Wondering if there is an API call or can we add in a set of "sentinel" documents that we update and then survey at regular interval via search to determine the queryable documents.
It sounds like you want the refresh API. If a refresh is successful then all documents acknowledged before the refresh API was called will be visible to searches.
Based on observations of my use of the refresh API this wouldn't scale.
Our distributed application is ingesting 1000s of updates a second across multiple tenants and in the event a change is made to policy we need to execute a textual search of the prior ingested documents to find exceptions to the rules while applying those rules to the ingestion feed. We're trying to close the window between the enactment of a new policy and the execution of a search against prior indexed data to catch all documents ingested before the policy was applied.
Doesn't scale in what sense? How often are you changing these policies? You'd only need to refresh at each policy change AIUI.

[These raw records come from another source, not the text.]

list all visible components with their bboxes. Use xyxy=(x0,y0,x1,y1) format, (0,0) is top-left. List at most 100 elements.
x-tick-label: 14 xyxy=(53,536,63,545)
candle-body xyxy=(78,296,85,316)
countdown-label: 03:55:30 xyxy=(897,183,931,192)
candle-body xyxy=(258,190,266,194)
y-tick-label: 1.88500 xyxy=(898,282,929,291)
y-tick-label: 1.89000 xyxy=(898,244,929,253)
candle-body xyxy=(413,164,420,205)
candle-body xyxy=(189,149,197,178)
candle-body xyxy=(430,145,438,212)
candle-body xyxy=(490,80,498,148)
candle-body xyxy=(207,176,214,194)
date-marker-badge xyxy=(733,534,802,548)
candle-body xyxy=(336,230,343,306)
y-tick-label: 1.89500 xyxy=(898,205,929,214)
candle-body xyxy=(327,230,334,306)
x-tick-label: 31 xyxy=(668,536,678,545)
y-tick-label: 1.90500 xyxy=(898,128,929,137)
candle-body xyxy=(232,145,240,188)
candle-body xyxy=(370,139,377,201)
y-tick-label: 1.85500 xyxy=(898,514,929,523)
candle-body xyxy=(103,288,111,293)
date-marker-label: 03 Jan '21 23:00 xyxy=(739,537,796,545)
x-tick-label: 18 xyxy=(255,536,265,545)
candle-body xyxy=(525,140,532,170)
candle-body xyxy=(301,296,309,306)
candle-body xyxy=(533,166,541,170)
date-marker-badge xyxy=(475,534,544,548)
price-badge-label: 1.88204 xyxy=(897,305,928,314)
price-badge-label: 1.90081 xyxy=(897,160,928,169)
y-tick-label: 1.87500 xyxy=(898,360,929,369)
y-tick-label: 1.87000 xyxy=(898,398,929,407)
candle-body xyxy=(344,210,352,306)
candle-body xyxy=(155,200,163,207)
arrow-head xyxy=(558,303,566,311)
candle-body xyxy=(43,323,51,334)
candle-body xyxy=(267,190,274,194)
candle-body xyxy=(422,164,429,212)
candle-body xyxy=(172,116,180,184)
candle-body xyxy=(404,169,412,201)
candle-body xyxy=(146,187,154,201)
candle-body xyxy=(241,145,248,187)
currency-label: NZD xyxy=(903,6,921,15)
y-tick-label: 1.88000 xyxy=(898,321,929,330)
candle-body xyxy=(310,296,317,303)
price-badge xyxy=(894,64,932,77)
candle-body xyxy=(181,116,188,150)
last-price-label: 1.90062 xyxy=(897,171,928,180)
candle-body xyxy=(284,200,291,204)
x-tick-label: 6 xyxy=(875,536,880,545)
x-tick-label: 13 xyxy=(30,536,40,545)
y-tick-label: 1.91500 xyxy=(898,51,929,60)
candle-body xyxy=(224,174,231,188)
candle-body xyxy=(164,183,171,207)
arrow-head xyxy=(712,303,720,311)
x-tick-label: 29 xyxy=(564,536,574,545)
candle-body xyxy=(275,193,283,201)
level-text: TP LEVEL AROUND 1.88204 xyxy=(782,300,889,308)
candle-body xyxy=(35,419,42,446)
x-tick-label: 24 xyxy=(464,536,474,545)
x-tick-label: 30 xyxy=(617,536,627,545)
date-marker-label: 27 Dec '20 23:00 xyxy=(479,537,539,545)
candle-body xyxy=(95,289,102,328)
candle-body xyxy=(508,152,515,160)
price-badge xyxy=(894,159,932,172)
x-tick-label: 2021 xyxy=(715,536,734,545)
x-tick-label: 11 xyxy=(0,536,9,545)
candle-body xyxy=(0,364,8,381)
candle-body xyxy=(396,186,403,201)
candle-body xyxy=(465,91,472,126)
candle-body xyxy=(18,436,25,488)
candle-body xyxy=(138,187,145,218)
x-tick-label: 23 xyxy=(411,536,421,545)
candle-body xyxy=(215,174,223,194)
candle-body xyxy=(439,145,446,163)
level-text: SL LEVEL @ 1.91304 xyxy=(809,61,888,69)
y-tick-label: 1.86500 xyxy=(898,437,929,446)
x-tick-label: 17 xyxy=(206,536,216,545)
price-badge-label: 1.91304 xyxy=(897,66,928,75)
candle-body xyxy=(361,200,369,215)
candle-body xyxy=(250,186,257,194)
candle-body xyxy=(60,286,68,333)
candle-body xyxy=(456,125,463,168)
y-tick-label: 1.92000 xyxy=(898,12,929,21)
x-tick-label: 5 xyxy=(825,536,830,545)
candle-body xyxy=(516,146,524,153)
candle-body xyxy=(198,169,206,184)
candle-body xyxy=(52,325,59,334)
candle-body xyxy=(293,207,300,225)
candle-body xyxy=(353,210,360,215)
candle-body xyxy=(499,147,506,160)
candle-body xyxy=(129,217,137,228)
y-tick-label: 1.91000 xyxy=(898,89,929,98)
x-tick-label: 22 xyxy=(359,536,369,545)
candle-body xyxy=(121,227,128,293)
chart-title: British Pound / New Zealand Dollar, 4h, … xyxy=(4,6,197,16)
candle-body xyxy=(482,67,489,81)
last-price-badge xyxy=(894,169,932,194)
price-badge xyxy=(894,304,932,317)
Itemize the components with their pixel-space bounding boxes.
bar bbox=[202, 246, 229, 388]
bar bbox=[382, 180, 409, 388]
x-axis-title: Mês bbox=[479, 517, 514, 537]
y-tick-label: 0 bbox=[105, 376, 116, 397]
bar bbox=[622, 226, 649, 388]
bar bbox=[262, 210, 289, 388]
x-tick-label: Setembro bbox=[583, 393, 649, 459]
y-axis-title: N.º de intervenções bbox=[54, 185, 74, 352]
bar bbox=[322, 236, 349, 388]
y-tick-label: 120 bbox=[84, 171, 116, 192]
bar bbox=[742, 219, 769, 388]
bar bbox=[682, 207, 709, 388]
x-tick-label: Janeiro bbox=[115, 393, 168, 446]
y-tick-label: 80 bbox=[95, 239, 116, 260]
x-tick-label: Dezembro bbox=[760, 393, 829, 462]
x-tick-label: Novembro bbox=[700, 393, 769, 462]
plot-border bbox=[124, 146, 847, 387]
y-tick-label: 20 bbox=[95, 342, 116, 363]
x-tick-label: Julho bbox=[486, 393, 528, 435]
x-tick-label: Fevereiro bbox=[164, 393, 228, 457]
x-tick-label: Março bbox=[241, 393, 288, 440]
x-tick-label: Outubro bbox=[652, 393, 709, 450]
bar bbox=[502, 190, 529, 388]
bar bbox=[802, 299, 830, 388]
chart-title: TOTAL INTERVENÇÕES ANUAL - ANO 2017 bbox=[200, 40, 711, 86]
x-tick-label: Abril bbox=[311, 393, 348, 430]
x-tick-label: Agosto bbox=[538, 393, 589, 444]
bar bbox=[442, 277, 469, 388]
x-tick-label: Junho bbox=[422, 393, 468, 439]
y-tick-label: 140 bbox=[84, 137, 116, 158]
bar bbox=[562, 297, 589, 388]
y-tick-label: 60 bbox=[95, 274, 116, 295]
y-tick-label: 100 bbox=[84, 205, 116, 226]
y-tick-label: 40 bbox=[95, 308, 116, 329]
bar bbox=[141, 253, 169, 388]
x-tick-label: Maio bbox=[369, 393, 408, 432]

The policy changes are controlled by our customers so it varies from a couple 100 times a day to 1,000s of times a day all while the infrastructure is ingesting millions of document updates a day and as our customer base grows the number of policy changes grow and our regularly running background queries grow.
Now I'll admit the index I use the _refresh API on the most has a 60 sec refresh rate since it has fairly large documents/heavily nested and mainly drives a UI and when I call _refresh it normally takes a couple seconds to return. The indexes I'm trying to ensure consistency on have refresh rates of 500ms - 1s, is the expectation in that case that a call to _refresh returns in milliseconds?
I don't think I'm understanding the problem. 1000 times per day is not quite once per minute, there should be no problem refreshing at that sort of frequency. I also don't follow why it's a problem if it takes a couple of seconds for the refresh to complete.